Mereka yang dating selalu menggunakan undang jadi kami selalu kala.
Fecki
Mobalen, Ketua Pd-Aman Sorong raya Harapanya melalui Kegiatan Lokalati Pemetaan
berbasis partisipatif dan pengguatan kapasitas komunitas marga di wilyah adat
sub suku nmoi sigin ini akan memberikan sedikit manfaat bagi komunitas marga.
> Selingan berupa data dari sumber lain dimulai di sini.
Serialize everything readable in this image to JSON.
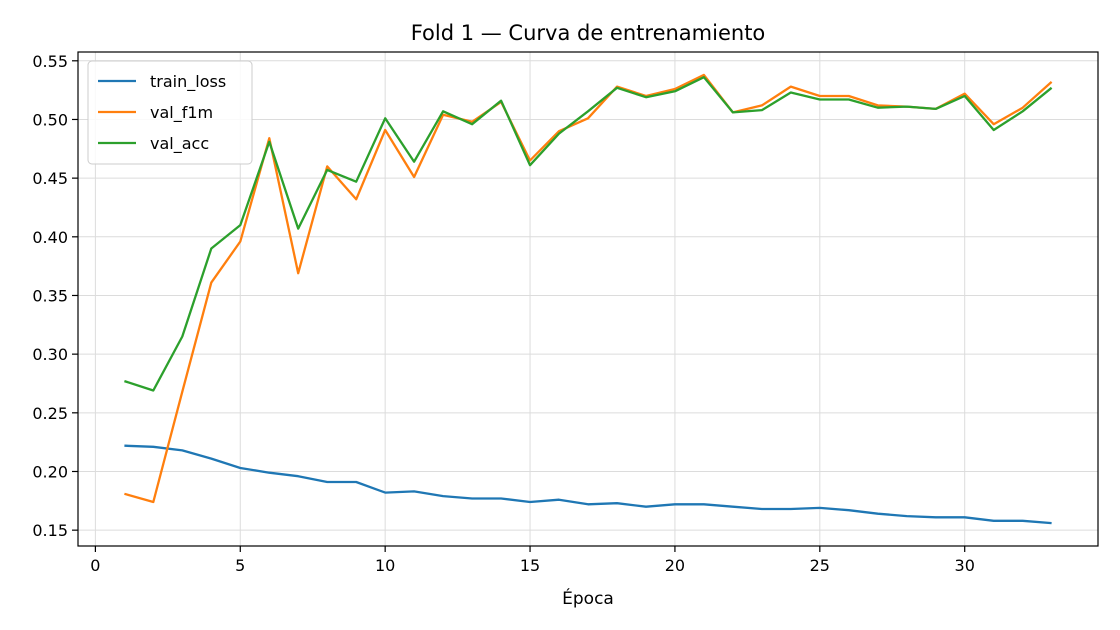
{
  "chart_data": {
    "type": "line",
    "title": "Fold 1 — Curva de entrenamiento",
    "xlabel": "Época",
    "ylabel": "",
    "xlim": [
      -0.6,
      34.6
    ],
    "ylim": [
      0.1365,
      0.5575
    ],
    "xticks": [
      0,
      5,
      10,
      15,
      20,
      25,
      30
    ],
    "yticks": [
      0.15,
      0.2,
      0.25,
      0.3,
      0.35,
      0.4,
      0.45,
      0.5,
      0.55
    ],
    "ytick_labels": [
      "0.15",
      "0.20",
      "0.25",
      "0.30",
      "0.35",
      "0.40",
      "0.45",
      "0.50",
      "0.55"
    ],
    "grid": true,
    "legend_position": "top-left",
    "x": [
      1,
      2,
      3,
      4,
      5,
      6,
      7,
      8,
      9,
      10,
      11,
      12,
      13,
      14,
      15,
      16,
      17,
      18,
      19,
      20,
      21,
      22,
      23,
      24,
      25,
      26,
      27,
      28,
      29,
      30,
      31,
      32,
      33
    ],
    "series": [
      {
        "name": "train_loss",
        "color": "#1f77b4",
        "values": [
          0.222,
          0.221,
          0.218,
          0.211,
          0.203,
          0.199,
          0.196,
          0.191,
          0.191,
          0.182,
          0.183,
          0.179,
          0.177,
          0.177,
          0.174,
          0.176,
          0.172,
          0.173,
          0.17,
          0.172,
          0.172,
          0.17,
          0.168,
          0.168,
          0.169,
          0.167,
          0.164,
          0.162,
          0.161,
          0.161,
          0.158,
          0.158,
          0.156
        ]
      },
      {
        "name": "val_f1m",
        "color": "#ff7f0e",
        "values": [
          0.181,
          0.174,
          0.268,
          0.361,
          0.396,
          0.484,
          0.369,
          0.46,
          0.432,
          0.491,
          0.451,
          0.504,
          0.498,
          0.515,
          0.465,
          0.49,
          0.501,
          0.528,
          0.52,
          0.526,
          0.538,
          0.506,
          0.512,
          0.528,
          0.52,
          0.52,
          0.512,
          0.511,
          0.509,
          0.522,
          0.496,
          0.51,
          0.532
        ]
      },
      {
        "name": "val_acc",
        "color": "#2ca02c",
        "values": [
          0.277,
          0.269,
          0.315,
          0.39,
          0.41,
          0.481,
          0.407,
          0.457,
          0.447,
          0.501,
          0.464,
          0.507,
          0.496,
          0.516,
          0.461,
          0.488,
          0.507,
          0.527,
          0.519,
          0.524,
          0.536,
          0.506,
          0.508,
          0.523,
          0.517,
          0.517,
          0.51,
          0.511,
          0.509,
          0.52,
          0.491,
          0.507,
          0.527
        ]
      }
    ]
  }
}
Dan marga yang suda paling siap untuk di petakan wilayah Adatnya adalah marga
klagilit. tapijuga proses serupa akan juga menggikuti marga-marga yang suda
siap untuk dapat di petakan.
dan
proses pemetaan ini juga memberi dampak posistif bagi marga atau komunitas
marga, dan dimulai dengan musyawarah marga, Pembuatan Sketsa, Pengalian data
social dan pemetaan. Harapan
dengan memulai kegiatan ini sedikit demi sedikit wilayah Adat marga biasa
terpetakan dan masyarkat Adat sendiri mengadvokasi Haknya.